Mr Lim was the "apple of her eye".
Another friend said that the pair were very close because she spent a lot of time bringing him up as a single mother. They also went on holidays together.
Mr Lim is one of two children she had with her first husband, a doctor. After he died, she was married to Hong Kong politician Hilton Cheong-Leen.
She lived in Hong Kong for a while with him. It is not known when she moved back here. Her stepdaughter's former husband later went on to marry popular Taiwanese actress Brigitte Lin Ching Hsia.
Madam Gan was devoted to her Swiss Club Road bungalow, where she had parked her paintings, and even a kiln. While it was being renovated, she moved to the Victoria Park Road bungalow.
She would, however, check on the progress of the construction work every day. Works were to be completed in about three months' time.
Just the afternoon before she died, Madam Gan had met a friend for lunch and given her a rose made of clay and painted by her.
This was routine for her.
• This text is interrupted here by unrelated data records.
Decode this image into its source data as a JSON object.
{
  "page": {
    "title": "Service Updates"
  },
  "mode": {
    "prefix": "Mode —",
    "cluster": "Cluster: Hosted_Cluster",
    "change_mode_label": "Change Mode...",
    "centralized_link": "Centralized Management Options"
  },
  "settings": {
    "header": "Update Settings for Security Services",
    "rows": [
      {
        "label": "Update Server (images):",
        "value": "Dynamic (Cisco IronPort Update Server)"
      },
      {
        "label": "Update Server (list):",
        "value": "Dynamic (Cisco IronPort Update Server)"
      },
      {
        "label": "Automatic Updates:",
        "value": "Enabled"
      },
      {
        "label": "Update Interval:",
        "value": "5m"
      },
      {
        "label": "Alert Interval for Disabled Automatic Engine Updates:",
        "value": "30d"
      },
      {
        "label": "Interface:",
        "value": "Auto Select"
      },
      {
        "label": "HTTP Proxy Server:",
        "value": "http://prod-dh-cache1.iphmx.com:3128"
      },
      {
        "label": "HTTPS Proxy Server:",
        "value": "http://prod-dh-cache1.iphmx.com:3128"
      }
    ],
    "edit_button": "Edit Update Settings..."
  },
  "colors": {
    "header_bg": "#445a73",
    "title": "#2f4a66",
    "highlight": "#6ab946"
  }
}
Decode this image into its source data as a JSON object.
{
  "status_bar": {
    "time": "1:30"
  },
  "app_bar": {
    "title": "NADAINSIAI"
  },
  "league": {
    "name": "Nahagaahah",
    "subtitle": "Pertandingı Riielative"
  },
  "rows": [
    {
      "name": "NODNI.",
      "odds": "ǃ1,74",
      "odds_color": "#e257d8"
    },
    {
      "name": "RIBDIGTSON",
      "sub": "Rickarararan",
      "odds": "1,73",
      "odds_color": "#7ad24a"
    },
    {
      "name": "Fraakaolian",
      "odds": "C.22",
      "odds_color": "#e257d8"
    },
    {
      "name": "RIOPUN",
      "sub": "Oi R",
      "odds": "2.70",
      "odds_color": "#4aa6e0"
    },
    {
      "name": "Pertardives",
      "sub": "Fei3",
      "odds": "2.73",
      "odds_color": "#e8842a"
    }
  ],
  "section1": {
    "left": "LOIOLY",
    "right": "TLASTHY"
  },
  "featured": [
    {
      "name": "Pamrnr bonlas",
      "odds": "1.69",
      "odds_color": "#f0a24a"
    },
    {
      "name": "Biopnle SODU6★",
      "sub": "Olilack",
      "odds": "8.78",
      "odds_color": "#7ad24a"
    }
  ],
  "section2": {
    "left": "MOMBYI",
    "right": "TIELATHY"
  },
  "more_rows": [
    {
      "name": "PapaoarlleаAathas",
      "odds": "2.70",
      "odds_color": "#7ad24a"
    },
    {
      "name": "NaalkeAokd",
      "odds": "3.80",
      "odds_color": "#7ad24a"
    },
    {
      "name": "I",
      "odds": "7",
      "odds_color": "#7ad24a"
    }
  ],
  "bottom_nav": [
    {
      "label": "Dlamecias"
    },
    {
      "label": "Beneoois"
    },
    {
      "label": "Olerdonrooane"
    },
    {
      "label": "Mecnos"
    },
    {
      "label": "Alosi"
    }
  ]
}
She always gave this friend a handmade gift when they met - which was four or five times a year.
Friends also attested to her "marvellous" cooking, which included a sit-down eight-course dinner, during which she served a vegetarian dish and char siew.
"Her Chinese food was quite famous in town," a friend said.
She was quite the critic of meals whipped up in restaurants, but was equally health-conscious. Friends spoke about her kindness and described her as vivacious.
"She was very energetic and I was surprised to find out she was 69 as she was very healthy, spirited and dynamic. She looked 10 years younger," said Mr Gilbert Cheah, managing editor of luxury magazine Singapore Tatler.